This is the first randomized controlled trial using HAART in African patients with HIV-KS. We compared HAART alone with HAART combined with chemotherapy for KS efficacy, OS, safety, control of HIV, adherence, and QOL improvement. Patients were treatment naive, 89% had advanced (but not immediately life threatening) KS, and 58% had CD4 <200 cells per microliter. This is the population most likely to be in need of therapy for both diseases in Africa. Randomization to CXT improved 12-month ORR (66% in CXT arm versus 39% HAART arm). Seventy-seven percent of patients were alive at 12 months, and patients randomized to HAART alone had similar OS compared with those randomized to HAART and chemotherapy.

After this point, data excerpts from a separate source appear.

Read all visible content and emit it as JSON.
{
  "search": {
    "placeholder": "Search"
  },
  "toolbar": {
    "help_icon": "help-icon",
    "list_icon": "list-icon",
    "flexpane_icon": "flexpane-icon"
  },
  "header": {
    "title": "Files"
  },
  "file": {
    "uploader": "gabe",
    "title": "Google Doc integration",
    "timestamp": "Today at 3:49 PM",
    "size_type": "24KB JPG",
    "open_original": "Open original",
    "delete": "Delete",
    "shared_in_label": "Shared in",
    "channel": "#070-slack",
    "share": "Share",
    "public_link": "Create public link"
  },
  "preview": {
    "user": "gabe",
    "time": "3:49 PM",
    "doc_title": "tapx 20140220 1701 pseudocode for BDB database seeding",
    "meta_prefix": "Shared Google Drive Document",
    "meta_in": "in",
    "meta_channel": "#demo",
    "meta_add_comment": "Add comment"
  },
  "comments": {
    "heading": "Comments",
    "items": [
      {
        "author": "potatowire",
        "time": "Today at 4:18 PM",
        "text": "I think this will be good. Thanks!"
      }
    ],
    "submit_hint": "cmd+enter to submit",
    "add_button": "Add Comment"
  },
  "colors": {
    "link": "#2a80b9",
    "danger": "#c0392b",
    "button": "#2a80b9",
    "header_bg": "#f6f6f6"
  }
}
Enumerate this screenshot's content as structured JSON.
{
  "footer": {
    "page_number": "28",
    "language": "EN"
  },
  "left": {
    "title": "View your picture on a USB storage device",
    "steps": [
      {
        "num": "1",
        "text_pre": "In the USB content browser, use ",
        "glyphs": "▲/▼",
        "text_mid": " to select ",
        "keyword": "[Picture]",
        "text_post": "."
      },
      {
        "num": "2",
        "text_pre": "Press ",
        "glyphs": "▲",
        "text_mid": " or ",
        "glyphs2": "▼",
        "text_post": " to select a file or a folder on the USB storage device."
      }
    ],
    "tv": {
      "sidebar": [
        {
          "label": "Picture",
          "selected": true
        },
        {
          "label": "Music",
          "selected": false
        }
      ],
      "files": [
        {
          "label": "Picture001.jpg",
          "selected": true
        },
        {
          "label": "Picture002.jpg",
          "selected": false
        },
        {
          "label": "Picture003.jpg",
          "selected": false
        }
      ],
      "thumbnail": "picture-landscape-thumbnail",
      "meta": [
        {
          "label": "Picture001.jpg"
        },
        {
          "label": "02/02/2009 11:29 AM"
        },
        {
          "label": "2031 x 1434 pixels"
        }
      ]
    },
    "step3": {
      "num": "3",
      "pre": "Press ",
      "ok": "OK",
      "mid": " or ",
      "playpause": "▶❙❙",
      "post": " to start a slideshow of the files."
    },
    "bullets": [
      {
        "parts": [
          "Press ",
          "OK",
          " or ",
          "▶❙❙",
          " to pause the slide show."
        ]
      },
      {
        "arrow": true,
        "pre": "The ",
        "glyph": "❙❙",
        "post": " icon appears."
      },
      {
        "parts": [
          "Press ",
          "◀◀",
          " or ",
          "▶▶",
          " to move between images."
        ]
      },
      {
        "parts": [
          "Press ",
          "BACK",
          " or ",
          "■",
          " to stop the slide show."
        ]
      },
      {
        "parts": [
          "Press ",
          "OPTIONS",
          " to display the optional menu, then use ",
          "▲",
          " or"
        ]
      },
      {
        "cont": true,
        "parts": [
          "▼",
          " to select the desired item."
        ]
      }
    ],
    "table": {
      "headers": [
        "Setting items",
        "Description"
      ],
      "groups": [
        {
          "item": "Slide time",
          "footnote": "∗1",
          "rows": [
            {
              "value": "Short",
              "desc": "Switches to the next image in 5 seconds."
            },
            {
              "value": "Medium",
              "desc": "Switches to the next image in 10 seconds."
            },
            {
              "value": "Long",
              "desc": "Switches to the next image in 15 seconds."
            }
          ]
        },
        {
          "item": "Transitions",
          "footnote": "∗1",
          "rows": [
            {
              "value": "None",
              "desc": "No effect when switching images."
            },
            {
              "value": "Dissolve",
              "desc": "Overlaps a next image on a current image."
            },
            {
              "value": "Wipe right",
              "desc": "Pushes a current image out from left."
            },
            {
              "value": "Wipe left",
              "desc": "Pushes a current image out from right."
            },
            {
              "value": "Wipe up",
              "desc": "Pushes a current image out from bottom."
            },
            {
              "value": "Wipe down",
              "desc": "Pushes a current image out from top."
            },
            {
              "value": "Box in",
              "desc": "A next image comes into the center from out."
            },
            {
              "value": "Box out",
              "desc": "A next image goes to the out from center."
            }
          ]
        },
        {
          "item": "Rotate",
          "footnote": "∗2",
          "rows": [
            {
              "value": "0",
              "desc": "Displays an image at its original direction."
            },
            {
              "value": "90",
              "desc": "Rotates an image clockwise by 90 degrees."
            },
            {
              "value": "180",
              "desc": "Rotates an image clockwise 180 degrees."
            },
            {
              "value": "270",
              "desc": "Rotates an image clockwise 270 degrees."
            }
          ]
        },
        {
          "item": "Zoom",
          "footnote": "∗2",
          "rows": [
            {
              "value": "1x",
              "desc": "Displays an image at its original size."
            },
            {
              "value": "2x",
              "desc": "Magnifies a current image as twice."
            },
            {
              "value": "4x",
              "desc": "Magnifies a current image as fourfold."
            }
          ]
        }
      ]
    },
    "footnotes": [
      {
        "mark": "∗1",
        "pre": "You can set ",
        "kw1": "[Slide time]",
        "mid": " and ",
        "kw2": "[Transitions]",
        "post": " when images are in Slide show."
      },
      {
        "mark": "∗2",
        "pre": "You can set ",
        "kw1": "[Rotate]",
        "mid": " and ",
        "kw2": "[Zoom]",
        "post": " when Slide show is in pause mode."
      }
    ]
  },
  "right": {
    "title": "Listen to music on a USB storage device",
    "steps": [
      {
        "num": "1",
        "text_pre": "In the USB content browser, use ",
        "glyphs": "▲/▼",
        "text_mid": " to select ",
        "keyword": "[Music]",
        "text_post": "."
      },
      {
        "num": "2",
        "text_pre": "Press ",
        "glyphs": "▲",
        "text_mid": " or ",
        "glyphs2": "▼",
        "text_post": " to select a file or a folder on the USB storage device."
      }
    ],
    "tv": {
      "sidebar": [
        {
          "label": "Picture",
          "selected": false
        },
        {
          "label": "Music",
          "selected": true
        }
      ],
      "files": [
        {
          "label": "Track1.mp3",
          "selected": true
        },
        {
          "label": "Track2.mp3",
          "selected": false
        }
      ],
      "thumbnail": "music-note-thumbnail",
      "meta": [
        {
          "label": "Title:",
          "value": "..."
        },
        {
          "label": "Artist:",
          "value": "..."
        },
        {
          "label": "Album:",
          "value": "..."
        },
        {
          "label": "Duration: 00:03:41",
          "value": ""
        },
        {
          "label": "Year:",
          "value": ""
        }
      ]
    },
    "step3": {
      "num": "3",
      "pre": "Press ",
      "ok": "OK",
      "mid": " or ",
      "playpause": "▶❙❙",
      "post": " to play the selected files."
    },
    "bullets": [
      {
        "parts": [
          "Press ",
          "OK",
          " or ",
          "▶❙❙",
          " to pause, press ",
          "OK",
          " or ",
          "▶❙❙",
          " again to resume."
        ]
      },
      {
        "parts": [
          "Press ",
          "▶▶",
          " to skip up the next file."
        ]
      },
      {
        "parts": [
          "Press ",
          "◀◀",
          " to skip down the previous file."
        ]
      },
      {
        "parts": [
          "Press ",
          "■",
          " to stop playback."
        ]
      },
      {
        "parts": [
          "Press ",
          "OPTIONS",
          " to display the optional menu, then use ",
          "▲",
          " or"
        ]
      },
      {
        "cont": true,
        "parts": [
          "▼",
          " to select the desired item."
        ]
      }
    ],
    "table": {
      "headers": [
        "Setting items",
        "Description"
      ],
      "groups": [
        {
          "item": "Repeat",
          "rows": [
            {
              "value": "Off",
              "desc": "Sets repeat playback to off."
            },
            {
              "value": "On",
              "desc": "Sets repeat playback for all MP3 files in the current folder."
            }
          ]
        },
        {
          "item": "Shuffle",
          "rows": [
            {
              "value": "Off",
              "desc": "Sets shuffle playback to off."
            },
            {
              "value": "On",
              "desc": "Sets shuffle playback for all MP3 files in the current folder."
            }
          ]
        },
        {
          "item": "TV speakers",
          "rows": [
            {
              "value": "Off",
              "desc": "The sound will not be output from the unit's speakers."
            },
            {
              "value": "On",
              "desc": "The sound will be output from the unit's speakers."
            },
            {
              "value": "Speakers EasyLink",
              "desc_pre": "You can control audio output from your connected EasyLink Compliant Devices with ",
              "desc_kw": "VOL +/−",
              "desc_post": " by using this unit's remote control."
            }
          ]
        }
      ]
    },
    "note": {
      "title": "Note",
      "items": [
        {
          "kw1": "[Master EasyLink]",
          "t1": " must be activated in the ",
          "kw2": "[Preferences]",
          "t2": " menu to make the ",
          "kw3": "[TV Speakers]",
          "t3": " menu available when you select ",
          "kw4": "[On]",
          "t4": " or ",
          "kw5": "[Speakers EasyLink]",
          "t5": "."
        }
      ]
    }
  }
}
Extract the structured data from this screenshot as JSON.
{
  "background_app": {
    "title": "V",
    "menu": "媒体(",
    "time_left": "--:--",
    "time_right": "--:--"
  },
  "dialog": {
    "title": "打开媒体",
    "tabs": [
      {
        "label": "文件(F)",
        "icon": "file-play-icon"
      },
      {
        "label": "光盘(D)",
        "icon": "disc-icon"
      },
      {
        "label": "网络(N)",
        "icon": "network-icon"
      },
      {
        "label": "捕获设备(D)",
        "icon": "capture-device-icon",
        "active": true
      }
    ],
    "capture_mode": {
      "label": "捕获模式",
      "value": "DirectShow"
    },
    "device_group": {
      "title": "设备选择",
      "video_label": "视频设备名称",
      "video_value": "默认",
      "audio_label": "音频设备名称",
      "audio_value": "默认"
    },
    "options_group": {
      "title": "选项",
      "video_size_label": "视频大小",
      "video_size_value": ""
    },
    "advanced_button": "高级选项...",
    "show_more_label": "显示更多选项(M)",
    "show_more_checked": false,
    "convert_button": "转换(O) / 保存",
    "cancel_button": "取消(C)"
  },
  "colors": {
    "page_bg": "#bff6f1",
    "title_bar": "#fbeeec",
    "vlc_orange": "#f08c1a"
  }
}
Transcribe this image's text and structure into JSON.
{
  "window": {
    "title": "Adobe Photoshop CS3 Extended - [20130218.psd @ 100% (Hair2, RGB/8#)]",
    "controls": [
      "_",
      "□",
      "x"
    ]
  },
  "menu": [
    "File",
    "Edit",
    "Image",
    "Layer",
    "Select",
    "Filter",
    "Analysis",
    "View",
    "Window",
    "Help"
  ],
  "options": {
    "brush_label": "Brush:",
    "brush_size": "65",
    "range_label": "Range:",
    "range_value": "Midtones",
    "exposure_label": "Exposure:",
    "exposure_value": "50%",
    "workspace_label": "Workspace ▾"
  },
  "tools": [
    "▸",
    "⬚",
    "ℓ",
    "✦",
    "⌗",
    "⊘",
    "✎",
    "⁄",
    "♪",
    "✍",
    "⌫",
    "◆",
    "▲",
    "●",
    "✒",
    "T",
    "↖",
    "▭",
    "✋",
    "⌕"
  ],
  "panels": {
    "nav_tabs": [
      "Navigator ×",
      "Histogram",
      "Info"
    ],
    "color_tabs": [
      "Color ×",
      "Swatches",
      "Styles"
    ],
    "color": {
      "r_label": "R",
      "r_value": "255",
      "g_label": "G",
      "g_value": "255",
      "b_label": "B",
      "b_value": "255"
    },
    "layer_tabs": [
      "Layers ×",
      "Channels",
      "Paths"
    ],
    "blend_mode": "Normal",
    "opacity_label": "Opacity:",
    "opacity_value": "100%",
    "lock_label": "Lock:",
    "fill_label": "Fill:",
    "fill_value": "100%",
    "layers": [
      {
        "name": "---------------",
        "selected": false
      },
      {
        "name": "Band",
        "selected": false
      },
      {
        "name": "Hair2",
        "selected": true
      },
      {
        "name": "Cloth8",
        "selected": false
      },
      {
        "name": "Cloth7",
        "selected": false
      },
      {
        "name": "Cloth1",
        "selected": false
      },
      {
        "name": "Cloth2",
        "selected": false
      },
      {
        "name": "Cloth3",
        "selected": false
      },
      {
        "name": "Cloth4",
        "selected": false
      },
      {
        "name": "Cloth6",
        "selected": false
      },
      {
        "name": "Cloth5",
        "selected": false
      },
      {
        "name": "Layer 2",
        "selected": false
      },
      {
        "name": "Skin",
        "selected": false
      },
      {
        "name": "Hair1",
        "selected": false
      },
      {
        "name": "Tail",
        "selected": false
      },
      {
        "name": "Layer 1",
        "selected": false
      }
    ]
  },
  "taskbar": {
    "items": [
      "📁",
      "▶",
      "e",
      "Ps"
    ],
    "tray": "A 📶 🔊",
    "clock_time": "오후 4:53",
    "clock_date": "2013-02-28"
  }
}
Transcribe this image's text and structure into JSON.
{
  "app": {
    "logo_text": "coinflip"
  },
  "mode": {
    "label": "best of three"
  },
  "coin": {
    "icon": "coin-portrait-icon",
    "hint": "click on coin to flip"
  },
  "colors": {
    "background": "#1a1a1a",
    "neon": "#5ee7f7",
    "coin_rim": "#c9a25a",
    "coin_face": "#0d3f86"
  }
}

The KAART study provides much-needed, randomized, controlled trial evidence regarding therapy for HIV-KS in sub-Saharan Africa. Thirty-nine percent responded to HAART alone, providing the best estimate of efficacy of HAART alone in the treatment of HIV-KS treatment-naive patients with advanced KS. ORR with HAART alone compares favorably with that seen in a Spanish study (ORR = 20%), despite a high proportion of T1 patients in the KAART study (T1 15% in the Spanish study versus 89% in KAART),7 perhaps reflective of differences in HIV resistance profiles, other unmeasured KS associated factors, and adherence. The ORR seen in the CXT arm (66%) is superior to a large Zimbabwean study, which administered ABV without the benefit of HAART (49%).10
Importantly, we demonstrated excellent 12-month OS (77%) in this high-risk cohort, comparing favorably with the <40% 12-month OS noted in the Zimbabwean study10 and in line with OS estimates across a range of HIV-KS stages in industrialized countries (24-month OS, 58%–84%)8,12,21,22 after the broad availability of HAART. In Africa, modified ACTG staging remains useful for prognosis in HIV-KS (P = 0.03). Systemic illness is a significant prognostic factor of OS. History of tuberculosis was the commonest comorbidity (36%), and management of concurrent KS and tuberculosis remains a particularly important challenge in sub-Saharan Africa. Active screening and therapy for tuberculosis are important steps to reduce morbidity and mortality of HIV-KS patients. HIV-KS patients with CD4 <100 cells per microliter are also at an increased risk of dying in the first 12 months of therapy and may require extra attention to supportive care.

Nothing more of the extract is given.